Mein Abschlußurteil:
Gaeng Massaman Gai: ++
Reis: ++

Asiatische Fleischbällchen in Hoisin-Sauce [22.02.2011]

Tuesday, February 22nd, 2011

Mit Gnocchi mit Ruccola und gedünsteten Kirschtomaten bei Vitality, welche ich hier in gleicher Form und hier in ähnlicher Form schon einmal versucht hatte hatte die reguläre Küche heute schon mal ein reizvolles Angebot. Und auch das traditionell-regionale 1/2 Grillhähnchen mit Pommes frites und Ketchup, ein Gericht das ich von hier bereits kannte, klang reizvoll, obwohl ich bei einem derartigen Angebot natürlich kalorientechnische Bedenken hatte. Und auch das Rindergeschnetzelte in Dijonsenfsauce mit Spätzle in der Sektion Globetrotter das ich meines Wissens noch nie probiert hatte nicht uninteressant. Aber dann entdeckte ich im Asia-Bereich neben Gaeng Kiew Wan Pak – Gebratenes frisches Gemüse in grünem Thaicurry und Gaeng Pad Nua – Gebratenes Rindfleisch mit frischem Gemüse und Kokosmilch in scharfem roten Curry auch noch Fleischbällchen mit verschiedenem gebratenem Gemüse in Hoisin-Sauce. Fleischbällchen in der asiatischen Küche? Das klang interessant und war mir noch unbekannt – also schlug ich bei diesem Angebot zu und ergänzte es wie üblich mit Reis, einem Klecks süß-scharfer Chilisauce und einem Glückskeks.

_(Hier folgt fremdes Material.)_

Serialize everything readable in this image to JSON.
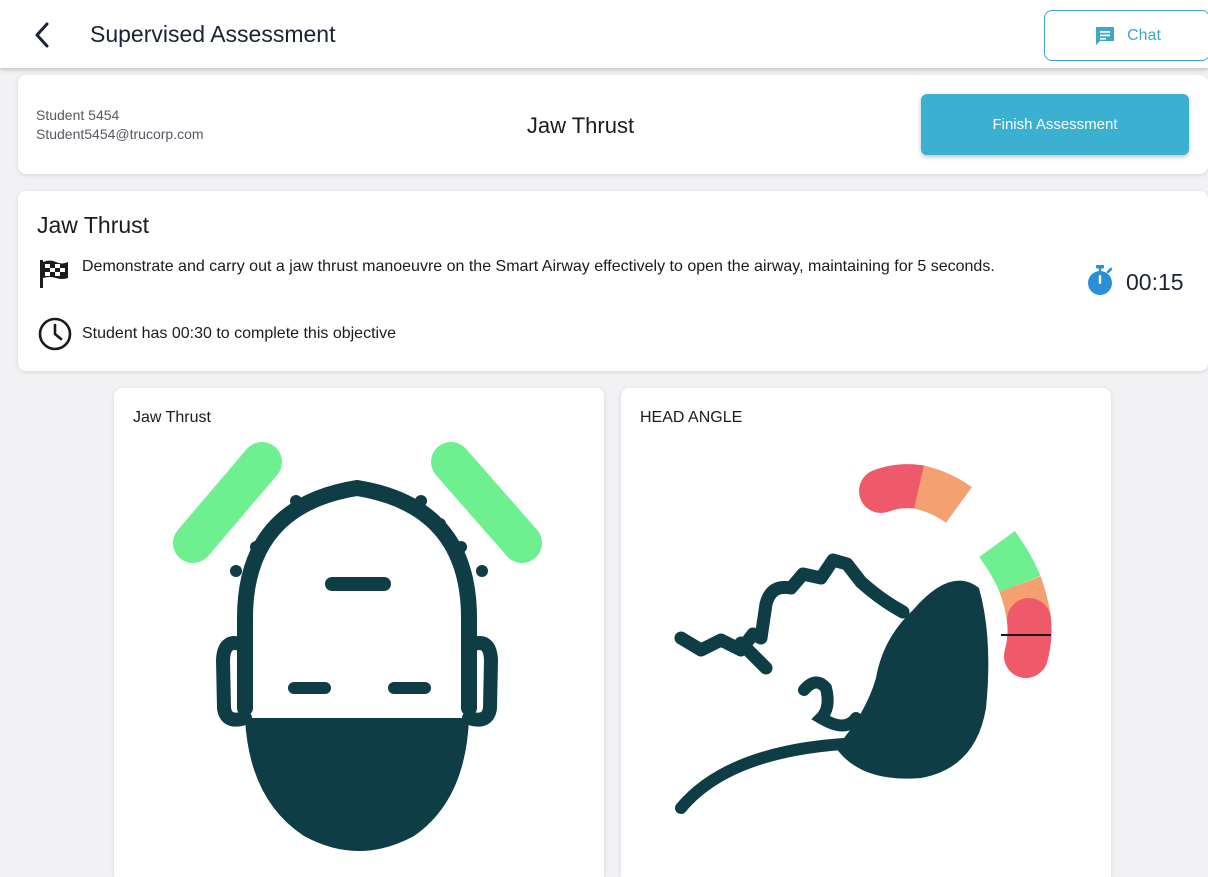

Fleischbällchen in Hoisin-Sauce / Meat balls in hoisin sauce

Hauptbestandteil des Gerichtes war natürlich wieder die reichhaltige und bunt gemischte Auswahl an verschiedenen Gemüsesorten, bei denen ich Zucchini, Möhren, Lauch, Kohl, Paprika, Zuckerschoten, Keimlinge und Blumenkohl entdeckte und die in besagter Hoisin-Sauce abgemacht waren. Dazu gab es besagte Fleischbällchen, die sich aber als gewöhnliche Hackfleischbällchen aus hellem Hackfleisch, wahrscheinlich Schweinemett, herausstellten – die leider nicht mal speziell gewürzt waren. Schmeckte in Kombination nicht schlecht, war aber auch nichts Besonderes. Fand es zwar schmackhaft und gut, aber im Nachhinein gesehen hätte ich mich wohl dennoch anders entschieden.
Bei den anderen Kantinengästen war natürlich das Grillhähnchen mit Pommes heute der deutliche Favorit und landete ohne jeglichen Zweifel auf Platz eins der allgemeinen Beliebtheitsskala. Auf dem zweiten Platz folgten die Asia-Gerichte, aber knapp gefolgt den Gnocchi. Das Rindergeschnetzelte kam schließlich auf Platz vier – dabei hätte mich dieses Angebot heute wohl am meisten gereizt da ich es noch nicht kannte und es alleine deswegen wert gewesen wäre versucht zu werden. Daher ich hoffe mal dass dieses Gericht heute nicht das letzte Mal auf der Karte stand.